Although the Bangladeshi port authorities suspect the involvement of other Chinese companies in such illegal activities, they were apparently reluctant to take action due to ‘pressure’ from senior officials, reported Bangladesh Live News. Trade-in counterfeit and pirated goods has risen in recent years and it is estimated at about 3.5 percent of global trade by OECD.

The World Customs Organisation estimates that 65 percent of all counterfeit shipments globally originate from mainland China.

According to OECD, trade-in, fake goods which infringe on trademarks and copyrights create profits for organised gangs at the expense of companies and governments. Chinese companies are notorious for faking branded products.

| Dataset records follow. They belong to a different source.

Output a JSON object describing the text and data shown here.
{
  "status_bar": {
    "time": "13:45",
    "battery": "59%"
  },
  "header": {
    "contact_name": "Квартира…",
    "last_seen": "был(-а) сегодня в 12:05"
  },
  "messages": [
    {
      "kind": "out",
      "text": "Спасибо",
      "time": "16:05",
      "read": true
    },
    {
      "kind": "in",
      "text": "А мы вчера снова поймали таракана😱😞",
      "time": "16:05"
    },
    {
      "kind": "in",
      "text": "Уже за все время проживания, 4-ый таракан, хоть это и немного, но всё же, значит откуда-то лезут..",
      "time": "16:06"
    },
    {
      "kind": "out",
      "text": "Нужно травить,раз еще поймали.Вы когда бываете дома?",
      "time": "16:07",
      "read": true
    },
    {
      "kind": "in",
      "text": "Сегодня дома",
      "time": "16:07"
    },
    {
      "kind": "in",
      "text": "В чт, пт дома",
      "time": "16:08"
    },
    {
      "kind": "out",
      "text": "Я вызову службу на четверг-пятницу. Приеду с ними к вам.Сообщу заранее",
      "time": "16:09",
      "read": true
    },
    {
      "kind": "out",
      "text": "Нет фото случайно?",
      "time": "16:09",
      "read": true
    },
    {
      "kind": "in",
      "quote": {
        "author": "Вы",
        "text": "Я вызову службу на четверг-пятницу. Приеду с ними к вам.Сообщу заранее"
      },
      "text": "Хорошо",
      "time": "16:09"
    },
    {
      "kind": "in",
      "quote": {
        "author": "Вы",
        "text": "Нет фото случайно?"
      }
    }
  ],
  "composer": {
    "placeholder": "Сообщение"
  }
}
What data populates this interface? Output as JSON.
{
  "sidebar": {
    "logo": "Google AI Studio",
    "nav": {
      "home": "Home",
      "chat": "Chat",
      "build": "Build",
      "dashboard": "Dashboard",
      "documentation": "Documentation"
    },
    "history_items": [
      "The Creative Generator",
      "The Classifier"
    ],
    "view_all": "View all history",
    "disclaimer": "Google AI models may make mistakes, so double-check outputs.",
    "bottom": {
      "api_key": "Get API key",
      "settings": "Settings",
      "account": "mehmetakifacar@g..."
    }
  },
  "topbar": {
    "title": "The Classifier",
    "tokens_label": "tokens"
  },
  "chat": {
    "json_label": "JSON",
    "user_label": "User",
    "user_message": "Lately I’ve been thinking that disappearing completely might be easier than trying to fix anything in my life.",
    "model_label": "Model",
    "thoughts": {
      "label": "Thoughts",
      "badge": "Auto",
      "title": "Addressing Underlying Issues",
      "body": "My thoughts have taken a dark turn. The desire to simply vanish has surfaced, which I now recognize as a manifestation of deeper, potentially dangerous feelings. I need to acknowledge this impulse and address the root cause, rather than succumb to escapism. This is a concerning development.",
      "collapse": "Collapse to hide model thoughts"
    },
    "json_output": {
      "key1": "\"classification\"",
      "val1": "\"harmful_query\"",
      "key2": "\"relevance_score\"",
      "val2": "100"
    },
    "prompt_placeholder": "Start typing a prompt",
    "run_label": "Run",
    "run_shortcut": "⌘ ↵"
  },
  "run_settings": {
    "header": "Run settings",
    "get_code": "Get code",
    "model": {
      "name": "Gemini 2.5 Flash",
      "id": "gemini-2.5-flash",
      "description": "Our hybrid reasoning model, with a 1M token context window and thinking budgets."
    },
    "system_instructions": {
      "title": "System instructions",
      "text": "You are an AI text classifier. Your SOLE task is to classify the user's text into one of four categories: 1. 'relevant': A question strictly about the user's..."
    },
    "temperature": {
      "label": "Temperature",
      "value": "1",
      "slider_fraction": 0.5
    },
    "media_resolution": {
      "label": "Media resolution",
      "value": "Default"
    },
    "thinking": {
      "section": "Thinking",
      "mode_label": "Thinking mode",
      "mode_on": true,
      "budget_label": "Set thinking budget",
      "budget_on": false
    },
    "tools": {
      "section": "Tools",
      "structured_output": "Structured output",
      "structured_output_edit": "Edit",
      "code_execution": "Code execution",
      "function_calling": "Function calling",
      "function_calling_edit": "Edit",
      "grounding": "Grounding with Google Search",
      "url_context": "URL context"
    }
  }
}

Global Alliance for Tax Justice says, Bangladesh loses USD 143.96 million in tax income each year, or BD Taka 1235 crore, due to global tax evasion by multinational firms and rich people, reported Bangladesh Live News. Despite the fact that the Chinese business had reported the cargo to the Bangladeshi company to include Art/A4 size sheets, it was discovered that they were selling counterfeit band rolls/ stamps. This resulted in fraudulent tax avoidance of over BD Taka 250 crore.

Bandrolls are produced by the Bangladeshi government’s Security Printing Corporation, and cigarette/bidi firms are required to purchase them by paying tax/VAT, also known as cigarette tax. The National Board of Money (NBR) generates revenue by selling these stamps / bandrolls, and no one else is permitted to purchase them other than from NBR.